Hardliners in India have ransacked and set ablaze the home of a former Indian foreign minister Salman Khurshid which seems to be the latest incident of religious violence that critics say has been inflamed under Prime Minister Narendra Modi.
Salman Khurshid published a book last month in which he compared the kind of Hindu nationalism that has flourished under Modi to extremist groups such as ISIL (ISIS). Salman Khurshid is a Muslim and belongs to Indian Congress.
Police said a mob of about 20 people from a hardline local Hindu group massed outside Khurshid’s house near the northern city of Nainital on Monday.
“They shouted slogans, threw stones, broke several windows, ransacked the entry and set fire [to a door],” local police chief Jagdish Chandra said.
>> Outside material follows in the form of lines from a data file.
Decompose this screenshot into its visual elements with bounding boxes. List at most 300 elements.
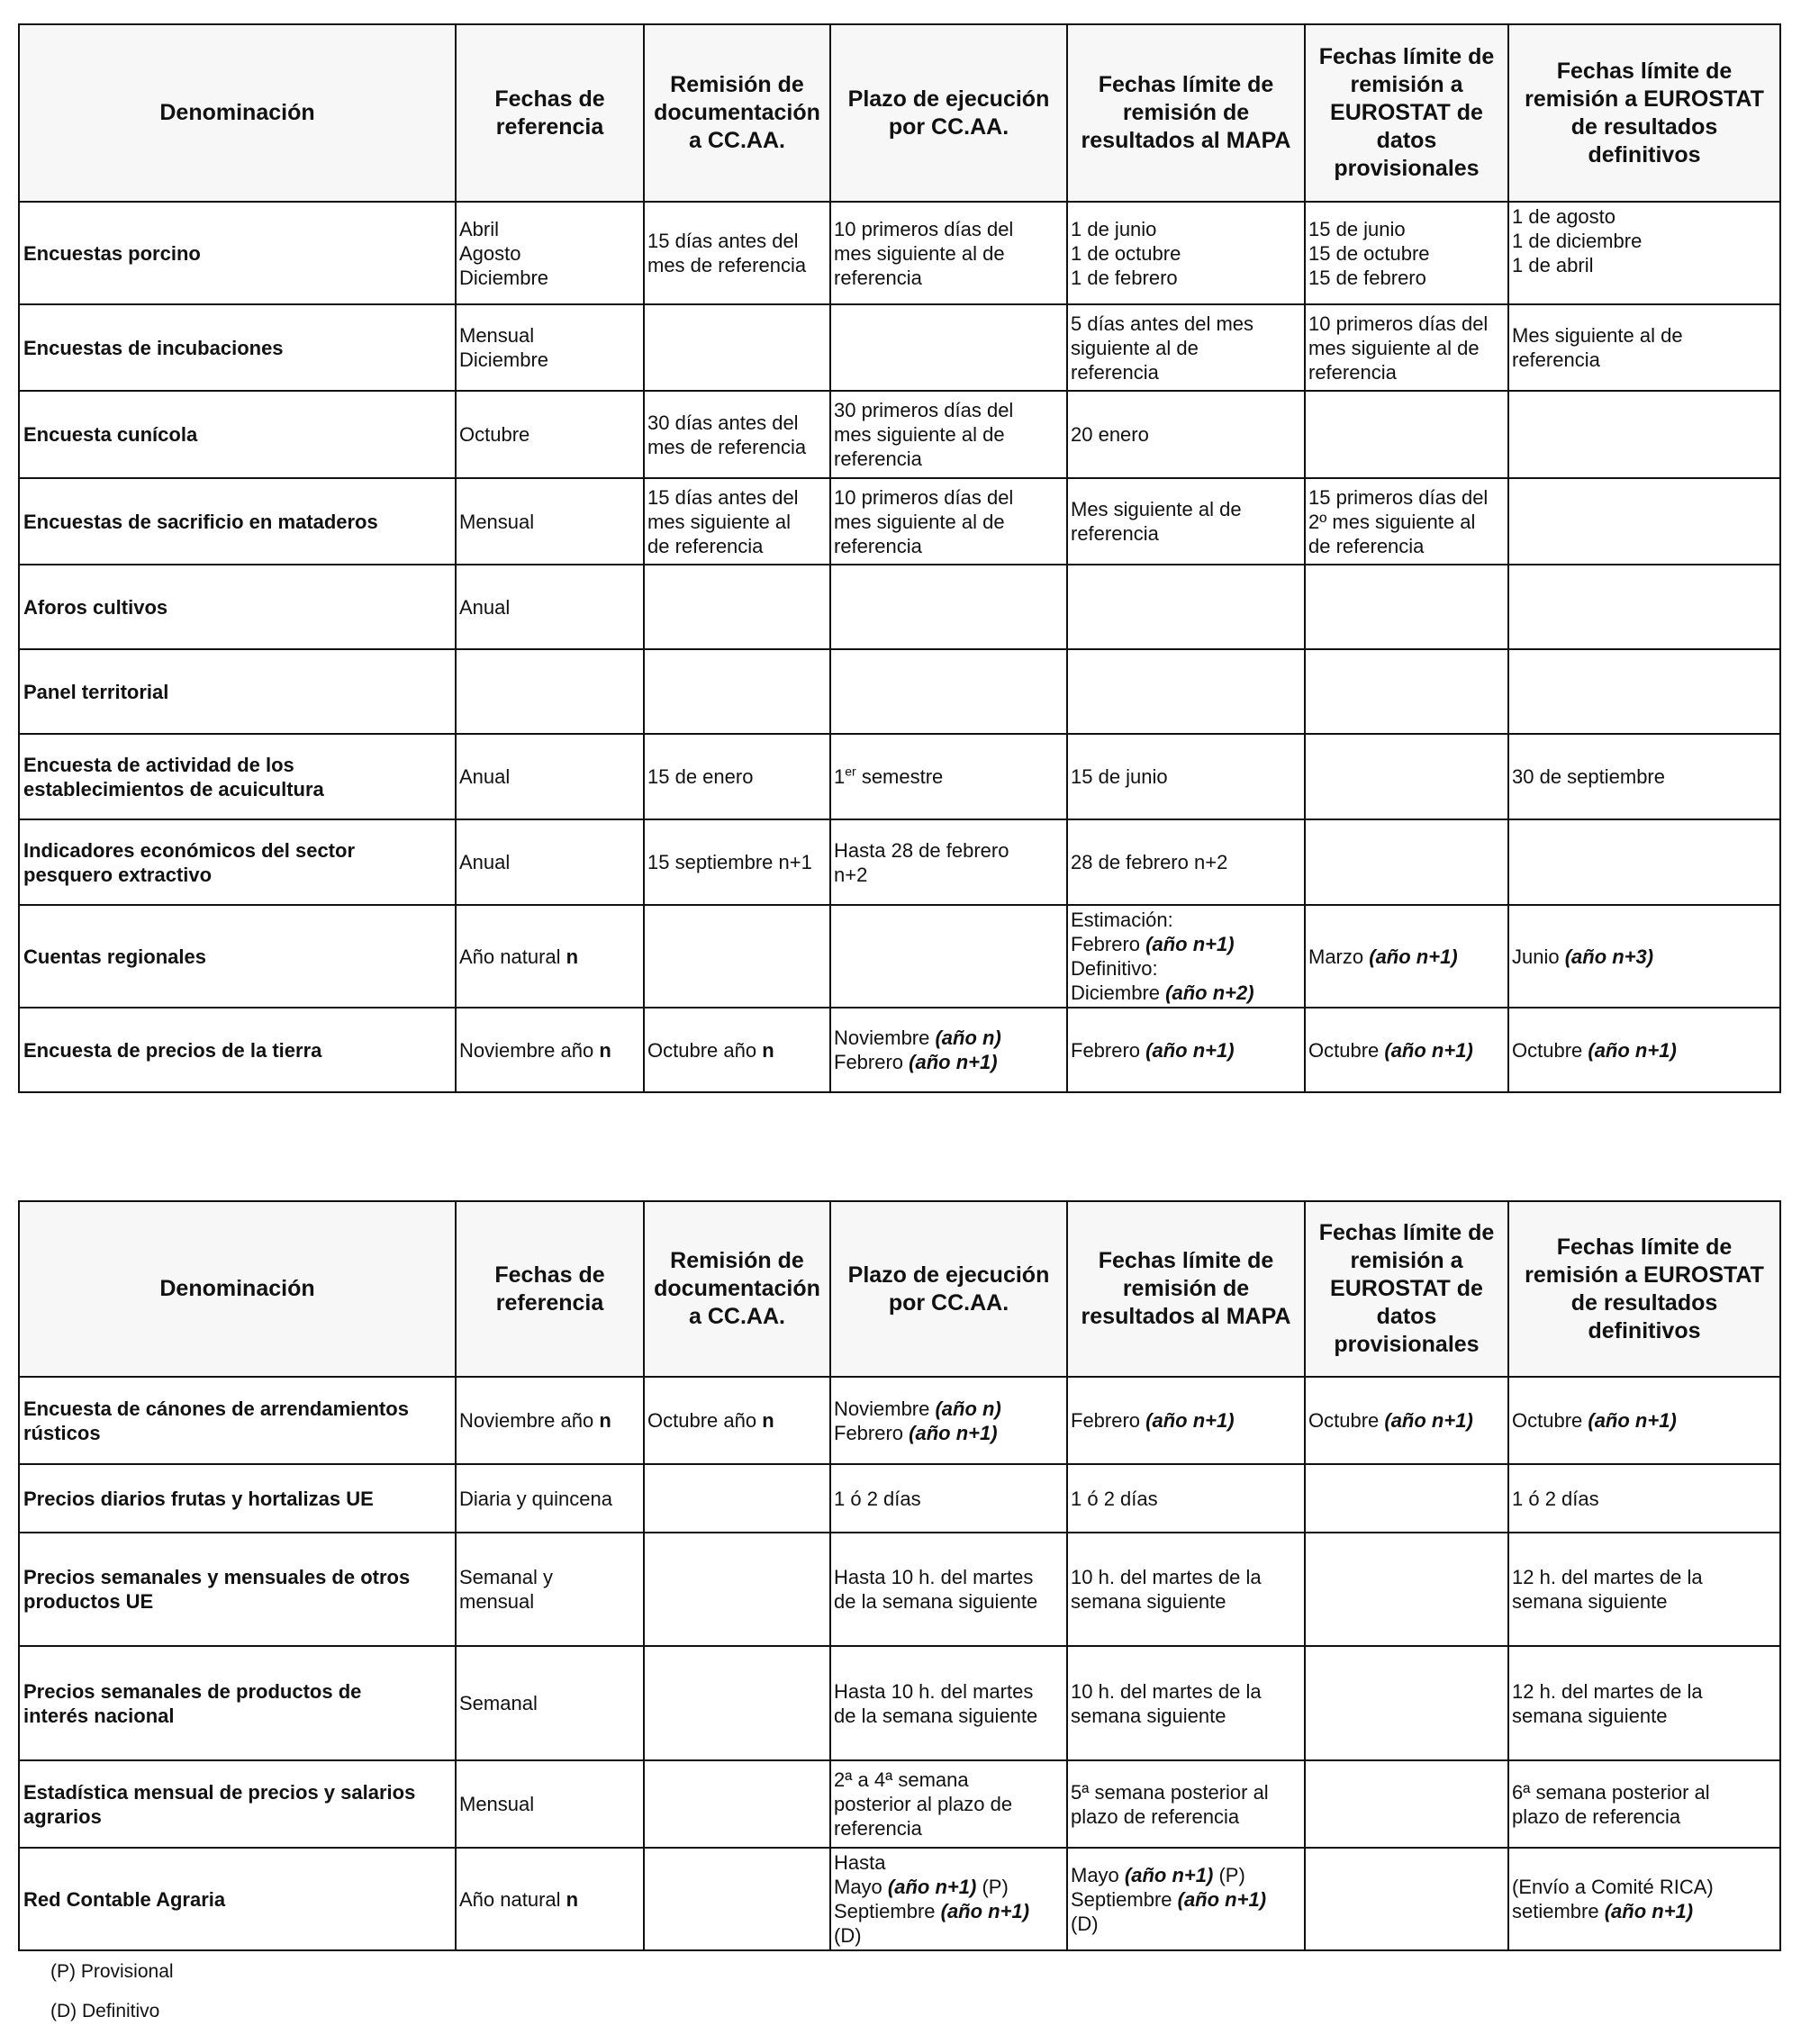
cell-line (459, 1038, 640, 1063)
cell-text: Octubre año (647, 1409, 763, 1432)
column-header: Plazo de ejecución por CC.AA. (830, 1201, 1067, 1377)
cell-line: Semanal (459, 1692, 538, 1714)
table-cell (1305, 734, 1508, 819)
cell-line: mensual (459, 1590, 535, 1613)
cell-line: 10 primeros días del (834, 485, 1014, 509)
table-cell (1508, 478, 1780, 565)
cell-line: 20 enero (1071, 423, 1149, 446)
cell-line: Diciembre (459, 266, 549, 289)
cell-line (1071, 1887, 1301, 1912)
table-cell (1508, 1646, 1780, 1760)
cell-text: Año natural (459, 945, 566, 968)
cell-text: 1 (834, 765, 846, 788)
column-header: Denominación (19, 1201, 456, 1377)
cell-text: Octubre año (647, 1038, 763, 1062)
cell-line: Encuesta de actividad de los (23, 753, 294, 776)
cell-text: Octubre (1308, 1409, 1385, 1432)
cell-line: mes siguiente al de (834, 423, 1005, 446)
cell-line: 5ª semana posterior al (1071, 1780, 1269, 1804)
cell-line: Diciembre (459, 348, 549, 371)
cell-line (834, 1397, 1063, 1421)
cell-line: semana siguiente (1071, 1704, 1226, 1727)
cell-text: (año n+1) (1145, 1038, 1235, 1062)
cell-line: referencia (834, 266, 922, 289)
table-cell (830, 1848, 1067, 1950)
cell-line: 1 de diciembre (1512, 230, 1643, 252)
table-cell (1305, 1646, 1508, 1760)
table-cell (830, 649, 1067, 734)
table-cell (830, 1760, 1067, 1848)
table-cell (644, 565, 830, 649)
row-name-cell (19, 391, 456, 478)
column-header: Remisión de documentación a CC.AA. (644, 1201, 830, 1377)
cell-line: 15 primeros días del (1308, 485, 1489, 509)
cell-line: (Envío a Comité RICA) (1512, 1876, 1714, 1898)
table-cell (830, 819, 1067, 905)
table-cell (456, 1533, 644, 1646)
table-cell (830, 304, 1067, 391)
table-cell (1067, 1377, 1305, 1464)
table-cell (1067, 202, 1305, 304)
cell-line: 1 de junio (1071, 217, 1157, 240)
cell-line: posterior al plazo de (834, 1793, 1013, 1815)
cell-line: 10 h. del martes de la (1071, 1679, 1262, 1703)
table-cell (456, 1008, 644, 1092)
table-cell (1305, 1464, 1508, 1533)
cell-text: (año n+1) (1588, 1409, 1677, 1432)
cell-text: (año n+1) (1604, 1900, 1694, 1922)
table-cell (644, 1646, 830, 1760)
table-cell (1305, 1377, 1508, 1464)
cell-text: (año n+1) (909, 1421, 998, 1444)
cell-text: (año n+1) (1384, 1409, 1473, 1432)
column-header: Plazo de ejecución por CC.AA. (830, 24, 1067, 202)
table-cell (456, 905, 644, 1008)
table-cell (1067, 304, 1305, 391)
table-cell (1305, 391, 1508, 478)
table-cell (456, 1377, 644, 1464)
table-cell (1508, 1464, 1780, 1533)
cell-line: 12 h. del martes de la (1512, 1566, 1703, 1588)
cell-line: 30 días antes del (647, 411, 799, 434)
cell-line: referencia (834, 534, 922, 557)
cell-text: Septiembre (834, 1900, 941, 1922)
cell-line: establecimientos de acuicultura (23, 777, 324, 800)
cell-text: Noviembre (834, 1027, 936, 1049)
table-cell (644, 1848, 830, 1950)
cell-line: plazo de referencia (1512, 1804, 1681, 1828)
column-header: Fechas de referencia (456, 24, 644, 202)
cell-line: Mensual (459, 1793, 535, 1815)
table-row (19, 1533, 1780, 1646)
table-cell (1508, 1533, 1780, 1646)
cell-text: (año n+1) (1124, 1863, 1214, 1886)
column-header: Remisión de documentación a CC.AA. (644, 24, 830, 202)
cell-line: Anual (459, 851, 511, 873)
cell-line: Anual (459, 765, 511, 788)
cell-line: 15 de febrero (1308, 266, 1426, 289)
table-cell (1508, 202, 1780, 304)
cell-text: n (599, 1409, 611, 1432)
column-header: Fechas límite de remisión a EUROSTAT de datos provisionales (1305, 24, 1508, 202)
cell-line: de referencia (1308, 534, 1425, 557)
table-cell (1305, 905, 1508, 1008)
cell-text: Febrero (1071, 1409, 1146, 1432)
table-row (19, 565, 1780, 649)
cell-line: Encuestas porcino (23, 241, 201, 265)
cell-text: Mayo (834, 1876, 888, 1898)
cell-line: Hasta 10 h. del martes (834, 1566, 1034, 1588)
cell-line: Encuesta de cánones de arrendamientos (23, 1397, 409, 1420)
cell-line (1071, 1408, 1301, 1433)
table-cell (644, 478, 830, 565)
cell-text: Febrero (834, 1421, 910, 1444)
cell-line: 15 días antes del (647, 230, 799, 252)
table-row (19, 905, 1780, 1008)
cell-text: (año n+1) (909, 1051, 998, 1073)
cell-line: interés nacional (23, 1704, 175, 1727)
cell-line: 15 de junio (1071, 765, 1168, 788)
table-cell (644, 202, 830, 304)
table-cell (456, 391, 644, 478)
cell-line (647, 1038, 827, 1063)
cell-line: siguiente al de (1071, 336, 1199, 359)
table-row (19, 478, 1780, 565)
cell-line (647, 1408, 827, 1433)
cell-line (1308, 1408, 1505, 1433)
table-cell (1305, 1008, 1508, 1092)
cell-text: Marzo (1308, 945, 1370, 968)
table-cell (1067, 1464, 1305, 1533)
cell-line (1071, 1863, 1301, 1887)
table-cell (1067, 819, 1305, 905)
cell-text: er (845, 764, 856, 779)
table-row (19, 734, 1780, 819)
cell-line: 15 días antes del (647, 485, 799, 509)
cell-line: Precios diarios frutas y hortalizas UE (23, 1487, 374, 1510)
cell-line: referencia (1512, 348, 1600, 371)
cell-text: setiembre (1512, 1900, 1605, 1922)
cell-line: (D) (834, 1924, 862, 1947)
cell-line: referencia (834, 448, 922, 470)
cell-line: Octubre (459, 423, 530, 446)
table-cell (644, 1760, 830, 1848)
row-name-cell (19, 1008, 456, 1092)
cell-line (459, 1408, 640, 1433)
cell-text: (año n+1) (1145, 1409, 1235, 1432)
row-name-cell (19, 905, 456, 1008)
table-cell (644, 1464, 830, 1533)
cell-line: Semanal y (459, 1566, 553, 1588)
cell-line (459, 1887, 640, 1912)
table-cell (1508, 819, 1780, 905)
cell-line: 6ª semana posterior al (1512, 1780, 1710, 1804)
table-cell (830, 905, 1067, 1008)
row-name-cell (19, 565, 456, 649)
table-cell (456, 1760, 644, 1848)
table-cell (1067, 905, 1305, 1008)
cell-text: Noviembre año (459, 1409, 600, 1432)
column-header: Fechas de referencia (456, 1201, 644, 1377)
cell-text: (año n+1) (1145, 933, 1235, 955)
cell-text: (año n+1) (1177, 1887, 1267, 1911)
table-cell (644, 905, 830, 1008)
cell-line: mes siguiente al (647, 510, 791, 533)
table-cell (1508, 304, 1780, 391)
row-name-cell (19, 1464, 456, 1533)
table-cell (830, 565, 1067, 649)
schedule-table-1 (18, 23, 1781, 1093)
cell-line: semana siguiente (1512, 1590, 1668, 1613)
cell-line: (D) (1071, 1912, 1099, 1935)
table-cell (1305, 1848, 1508, 1950)
table-cell (644, 1008, 830, 1092)
cell-line: rústicos (23, 1421, 101, 1444)
cell-line: mes de referencia (647, 435, 807, 458)
cell-line: agrarios (23, 1804, 102, 1828)
table-row (19, 391, 1780, 478)
table-cell (830, 391, 1067, 478)
table-cell (830, 202, 1067, 304)
table-cell (1508, 734, 1780, 819)
cell-line: de la semana siguiente (834, 1704, 1038, 1727)
cell-text: n (566, 945, 579, 968)
cell-line: referencia (834, 1817, 922, 1840)
cell-line: de referencia (647, 534, 764, 557)
cell-text: Diciembre (1071, 981, 1166, 1004)
table-cell (456, 565, 644, 649)
table-cell (644, 304, 830, 391)
table-cell (1067, 565, 1305, 649)
table-cell (456, 734, 644, 819)
cell-text: Febrero (834, 1051, 910, 1073)
row-name-cell (19, 1760, 456, 1848)
cell-line: 1 de agosto (1512, 205, 1615, 228)
cell-text: Noviembre (834, 1397, 936, 1420)
cell-text: (año n+3) (1564, 945, 1654, 968)
cell-line (1308, 945, 1505, 969)
cell-line: Panel territorial (23, 680, 169, 703)
table-row (19, 1464, 1780, 1533)
table-cell (456, 1646, 644, 1760)
table-cell (830, 1377, 1067, 1464)
cell-line (1512, 1408, 1777, 1433)
cell-line: Anual (459, 595, 511, 619)
table-cell (644, 649, 830, 734)
cell-text: Febrero (1071, 1038, 1146, 1062)
cell-line (834, 1875, 1063, 1899)
cell-line: 15 de octubre (1308, 241, 1430, 265)
table-cell (1508, 565, 1780, 649)
table-cell (1305, 202, 1508, 304)
cell-text: (año n+1) (887, 1876, 977, 1898)
table-cell (830, 734, 1067, 819)
cell-line (834, 1421, 1063, 1445)
cell-line (459, 945, 640, 969)
table-cell (1067, 734, 1305, 819)
column-header: Fechas límite de remisión de resultados al MAPA (1067, 1201, 1305, 1377)
table-cell (644, 1377, 830, 1464)
cell-line: 1 ó 2 días (834, 1487, 921, 1510)
table-cell (830, 1464, 1067, 1533)
cell-line: Estadística mensual de precios y salarios (23, 1780, 416, 1804)
table-cell (1508, 1377, 1780, 1464)
cell-text: Septiembre (1071, 1887, 1178, 1911)
cell-line: 15 septiembre n+1 (647, 851, 812, 873)
cell-line: Aforos cultivos (23, 595, 168, 619)
table-cell (1305, 819, 1508, 905)
table-cell (644, 734, 830, 819)
cell-text: (P) (1213, 1863, 1245, 1886)
table-cell (456, 649, 644, 734)
table-cell (644, 1533, 830, 1646)
cell-text: Febrero (1071, 933, 1146, 955)
cell-line (834, 1899, 1063, 1923)
table-cell (1305, 1760, 1508, 1848)
table-cell (1508, 1008, 1780, 1092)
table-row (19, 1760, 1780, 1848)
table-cell (1067, 1008, 1305, 1092)
cell-line: referencia (1071, 360, 1159, 384)
cell-text: Mayo (1071, 1863, 1125, 1886)
row-name-cell (19, 1646, 456, 1760)
cell-line: pesquero extractivo (23, 863, 213, 886)
cell-line: 2ª a 4ª semana (834, 1768, 969, 1791)
table-cell (1067, 391, 1305, 478)
cell-line: 1 ó 2 días (1512, 1487, 1599, 1510)
cell-text: Octubre (1308, 1038, 1385, 1062)
table-cell (1508, 1848, 1780, 1950)
cell-line: mes siguiente al de (834, 510, 1005, 533)
cell-text: (año n) (935, 1027, 1001, 1049)
table-row (19, 819, 1780, 905)
cell-line: Encuesta cunícola (23, 423, 198, 446)
row-name-cell (19, 649, 456, 734)
cell-line: semana siguiente (1071, 1590, 1226, 1613)
cell-line: n+2 (834, 863, 868, 886)
cell-line (1071, 981, 1301, 1005)
cell-line: 15 de junio (1308, 217, 1406, 240)
table-cell (456, 819, 644, 905)
cell-line: Precios semanales de productos de (23, 1679, 362, 1703)
table-cell (1067, 478, 1305, 565)
cell-text: n (599, 1038, 611, 1062)
cell-line (1512, 1899, 1777, 1923)
cell-line: 12 h. del martes de la (1512, 1679, 1703, 1703)
column-header: Fechas límite de remisión a EUROSTAT de resultados definitivos (1508, 1201, 1780, 1377)
cell-line (1308, 1038, 1505, 1063)
column-header: Fechas límite de remisión a EUROSTAT de resultados definitivos (1508, 24, 1780, 202)
table-cell (1305, 649, 1508, 734)
row-name-cell (19, 1377, 456, 1464)
cell-text: Octubre (1512, 1038, 1588, 1062)
cell-line: 1 de febrero (1071, 266, 1178, 289)
row-name-cell (19, 304, 456, 391)
footnote-provisional: (P) Provisional (50, 1961, 174, 1982)
cell-line: 5 días antes del mes (1071, 312, 1254, 335)
cell-text: (P) (976, 1876, 1009, 1898)
cell-text: (año n+1) (1588, 1038, 1677, 1062)
table-cell (1305, 304, 1508, 391)
cell-line: Cuentas regionales (23, 945, 206, 968)
table-row (19, 1377, 1780, 1464)
cell-line (834, 1050, 1063, 1074)
row-name-cell (19, 734, 456, 819)
cell-line (1071, 932, 1301, 956)
cell-line: 2º mes siguiente al (1308, 510, 1476, 533)
table-cell (830, 478, 1067, 565)
footnote-definitivo: (D) Definitivo (50, 2001, 160, 2021)
cell-text: (año n+1) (940, 1900, 1030, 1922)
cell-line: 1 ó 2 días (1071, 1487, 1158, 1510)
row-name-cell (19, 478, 456, 565)
cell-line: mes siguiente al de (1308, 336, 1480, 359)
cell-text: semestre (855, 765, 944, 788)
column-header: Fechas límite de remisión a EUROSTAT de datos provisionales (1305, 1201, 1508, 1377)
row-name-cell (19, 202, 456, 304)
cell-text: Octubre (1512, 1409, 1588, 1432)
table-cell (1508, 1760, 1780, 1848)
table-cell (830, 1008, 1067, 1092)
cell-text: Noviembre año (459, 1038, 600, 1062)
table-cell (456, 304, 644, 391)
cell-line: mes siguiente al de (834, 241, 1005, 265)
cell-line: referencia (1071, 522, 1159, 545)
cell-line: Mensual (459, 510, 535, 533)
cell-line: productos UE (23, 1590, 154, 1613)
cell-line (1071, 1038, 1301, 1063)
cell-text: (año n+1) (1384, 1038, 1473, 1062)
cell-line: Encuestas de sacrificio en mataderos (23, 510, 378, 533)
cell-line: 1 de octubre (1071, 241, 1181, 265)
cell-line: 30 de septiembre (1512, 765, 1665, 788)
cell-text: n (762, 1038, 774, 1062)
table-row (19, 202, 1780, 304)
cell-text: (año n+1) (1369, 945, 1458, 968)
cell-line: de la semana siguiente (834, 1590, 1038, 1613)
table-row (19, 1646, 1780, 1760)
cell-line: 28 de febrero n+2 (1071, 851, 1228, 873)
cell-line: 1 de abril (1512, 254, 1594, 276)
cell-line: Estimación: (1071, 909, 1173, 931)
table-cell (644, 819, 830, 905)
cell-text: n (762, 1409, 774, 1432)
table-cell (1305, 1533, 1508, 1646)
cell-text: (año n+2) (1165, 981, 1254, 1004)
table-cell (1067, 649, 1305, 734)
cell-line: Hasta 10 h. del martes (834, 1679, 1034, 1703)
cell-line: referencia (1308, 360, 1397, 384)
cell-line: Red Contable Agraria (23, 1887, 226, 1911)
cell-line: Definitivo: (1071, 957, 1158, 980)
table-cell (456, 1848, 644, 1950)
cell-line: Encuestas de incubaciones (23, 336, 284, 359)
cell-text: n (566, 1887, 579, 1911)
table-cell (830, 1646, 1067, 1760)
table-cell (1305, 565, 1508, 649)
cell-line (1512, 1038, 1777, 1063)
table-cell (644, 391, 830, 478)
table-cell (456, 1464, 644, 1533)
cell-line: plazo de referencia (1071, 1804, 1240, 1828)
table-cell (1067, 1848, 1305, 1950)
table-cell (830, 1533, 1067, 1646)
cell-line: Mes siguiente al de (1071, 498, 1242, 520)
table-row (19, 1008, 1780, 1092)
cell-line: Agosto (459, 241, 521, 265)
cell-line: 10 h. del martes de la (1071, 1566, 1262, 1588)
table-row (19, 649, 1780, 734)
The extremists group had set fire to an effigy of Khurshid, fired shots and threatened the daughter-in-law of the caretaker with a gun.
Khurshid, who served as foreign minister from 2012 to 2014, was away with his family at the time of the incident. He later posted images of the aftermath of the attack on social media.
“Shame is too ineffective a word,” Khurshid, 68, said on social media.
“I hoped to open these doors to my friends who have left this calling card. Am I still wrong to say this cannot be Hinduism?” he added.
Activists say that religious minorities in Hindu-majority India have faced increased levels of discrimination and violence since Modi’s Hindu nationalist Bharatiya Janata Party (BJP) came to power in 2014.
In 2020, the US Commission on International Religious Freedom listed India as a “country of particular concern” for the first time since 2004. The listing continued in 2021.